Kelley Vlahos reports that Trump is keeping people on different sides of the debate wondering what his Israel policy will look like:
But no one—not Bergman on the right, J Street on the center-left, or Walt from his realist point of view—knows what Trump is really going to do, how much is bluster, or whether he will actively pursue Israel’s interests or merely pull back from a proactive negotiating role in the peace process and let both sides do their thing.
It is possible that Trump’s hard-line advisers, the language of the GOP platform, and his hawkish rhetoric on Israel, settlements, and the nuclear deal with Iran don’t tell us which way he’s going to go, but it seems fair to assume that hard-line, one-sided backing of Israel is what Trump thinks has been lacking from the current administration. Vice President-elect Pence has a reputation for being similarly hard-line on these issues. More evidence that this is the direction his administration will take comes from his nominee for U.N.ambassador, Nikki Haley, who will make supporting Israel at the U.N. a priority according to her prepared remarks for her hearing today:
South Carolina Gov. Nikki Haley is preparing in her confirmation hearing to harshly criticize the Obama administration for allowing the U.N. Security Council to condemn Israel and pledge never to let it happen again if confirmed as the next U.N. ambassador.

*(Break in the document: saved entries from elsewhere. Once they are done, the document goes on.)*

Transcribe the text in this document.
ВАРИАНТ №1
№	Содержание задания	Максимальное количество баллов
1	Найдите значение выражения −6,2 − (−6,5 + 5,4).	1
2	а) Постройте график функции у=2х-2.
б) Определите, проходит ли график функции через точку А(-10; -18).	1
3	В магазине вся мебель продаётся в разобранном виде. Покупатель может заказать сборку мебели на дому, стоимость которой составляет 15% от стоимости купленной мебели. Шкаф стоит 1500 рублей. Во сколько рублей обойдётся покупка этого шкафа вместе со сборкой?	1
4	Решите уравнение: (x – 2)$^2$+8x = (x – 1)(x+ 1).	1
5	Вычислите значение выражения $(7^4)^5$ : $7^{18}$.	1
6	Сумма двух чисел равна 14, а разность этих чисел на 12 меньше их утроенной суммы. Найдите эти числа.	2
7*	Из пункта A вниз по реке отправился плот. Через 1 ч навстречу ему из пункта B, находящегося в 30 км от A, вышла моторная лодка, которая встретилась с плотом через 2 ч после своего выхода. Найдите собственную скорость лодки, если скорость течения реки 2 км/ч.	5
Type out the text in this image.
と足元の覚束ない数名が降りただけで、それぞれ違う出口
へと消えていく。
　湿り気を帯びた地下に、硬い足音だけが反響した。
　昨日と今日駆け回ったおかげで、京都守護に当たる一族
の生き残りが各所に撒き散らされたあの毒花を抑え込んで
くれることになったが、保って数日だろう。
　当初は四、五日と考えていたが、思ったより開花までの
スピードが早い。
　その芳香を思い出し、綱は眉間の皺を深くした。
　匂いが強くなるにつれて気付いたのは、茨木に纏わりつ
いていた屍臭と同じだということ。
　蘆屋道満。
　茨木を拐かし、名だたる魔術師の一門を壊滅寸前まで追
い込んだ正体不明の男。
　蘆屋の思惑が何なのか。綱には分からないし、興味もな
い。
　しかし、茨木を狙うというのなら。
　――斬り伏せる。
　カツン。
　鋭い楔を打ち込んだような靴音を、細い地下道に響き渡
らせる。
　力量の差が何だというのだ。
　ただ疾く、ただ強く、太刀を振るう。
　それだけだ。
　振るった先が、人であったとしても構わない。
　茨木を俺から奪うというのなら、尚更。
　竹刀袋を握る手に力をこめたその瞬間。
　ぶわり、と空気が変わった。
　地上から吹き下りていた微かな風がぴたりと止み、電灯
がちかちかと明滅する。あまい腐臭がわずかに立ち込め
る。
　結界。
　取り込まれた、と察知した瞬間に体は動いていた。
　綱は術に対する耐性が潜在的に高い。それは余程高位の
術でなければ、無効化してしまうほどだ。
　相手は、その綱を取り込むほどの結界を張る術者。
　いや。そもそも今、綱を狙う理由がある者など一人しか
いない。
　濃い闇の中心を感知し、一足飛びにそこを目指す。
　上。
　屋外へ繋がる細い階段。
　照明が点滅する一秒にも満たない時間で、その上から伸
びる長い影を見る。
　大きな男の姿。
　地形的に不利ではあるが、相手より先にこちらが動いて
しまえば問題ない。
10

Some of Trump’s nominees have expressed views at odds with his public statements, but in this case Haley isn’t saying anything that he hasn’t already said before. Haley may have more conventionally hawkish foreign policy views overall (to the extent that she has any), but here she and Trump seem to be of one mind that one of the priorities of U.S. foreign policy should be covering for the illegal behavior of a client state. Unfortunately, I think we are getting a very clear picture how Trump will approach these issues, and it isn’t going to be good for the U.S. or Israel.